I got back to Kansas, looked at those test results and at my shelf of journals and thought why not? I’m already half-ass doing it anyways. Six months after my thirtieth birthday the conscious work regarding my writing began. I met with a career counselor who specialized in job transitions. I read. I joined writers groups. I wrote. I learned how to critique other people’s work. I read. I learned how to have my own work critiqued. I wrote. I sold my first essay. I read. I performed readings of my work out loud—to audiences. I wrote. I had my writer business cards made. I read. I became an editor. I wrote. I did my first radio interview. I read. I finished my first novel. I wrote.

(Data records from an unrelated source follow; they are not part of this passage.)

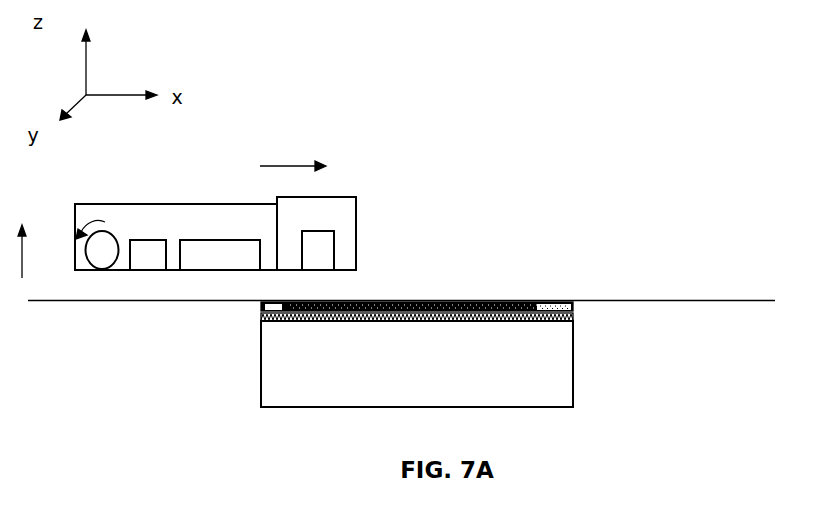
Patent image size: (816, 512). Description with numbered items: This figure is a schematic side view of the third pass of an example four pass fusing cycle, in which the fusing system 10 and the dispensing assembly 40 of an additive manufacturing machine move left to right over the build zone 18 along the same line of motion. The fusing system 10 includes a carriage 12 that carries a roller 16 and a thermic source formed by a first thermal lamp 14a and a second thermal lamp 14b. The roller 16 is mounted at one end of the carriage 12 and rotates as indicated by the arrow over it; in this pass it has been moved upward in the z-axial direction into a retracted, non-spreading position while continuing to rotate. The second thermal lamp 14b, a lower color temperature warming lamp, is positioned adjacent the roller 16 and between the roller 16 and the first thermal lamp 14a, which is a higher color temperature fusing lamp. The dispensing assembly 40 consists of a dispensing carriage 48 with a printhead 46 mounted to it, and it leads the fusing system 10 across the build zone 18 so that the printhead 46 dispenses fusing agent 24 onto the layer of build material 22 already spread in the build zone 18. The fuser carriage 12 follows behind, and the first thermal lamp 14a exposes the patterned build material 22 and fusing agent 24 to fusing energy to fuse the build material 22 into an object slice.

The fusing system 10 is at (221, 160).
The carriage 12 is at (157, 204).
The first thermal lamp 14a is at (215, 258).
The second thermal lamp 14b is at (153, 258).
The roller 16 is at (104, 250).
The build zone 18 is at (409, 374).
The build material 22 is at (572, 307).
The fusing agent 24 is at (502, 300).
The dispensing assembly 40 is at (383, 251).
The printhead 46 is at (320, 243).
The dispensing carriage 48 is at (357, 220).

It took me another five years to leave my corporate job, and then my education in the writing field really took off. In five months of intense focus on writing I learned more about the craft then the whole five years I did it as a glorified hobby. The lessons were ones I didn’t know I needed: how to set boundaries, how the time I get to write should be guarded fiercely, how to sit in the chair and work at it every day. I learned that this is what I do, because it is who I am.
Now it’s just me and the work—one word after another. I have hope that each piece will be better than the last. I’ve learned to let the stories go where they need to and send them out into the world. I don’t know where the words will end up, or whom a story may affect—but that’s the part I love. A story is magic, and that has nothing to do with me.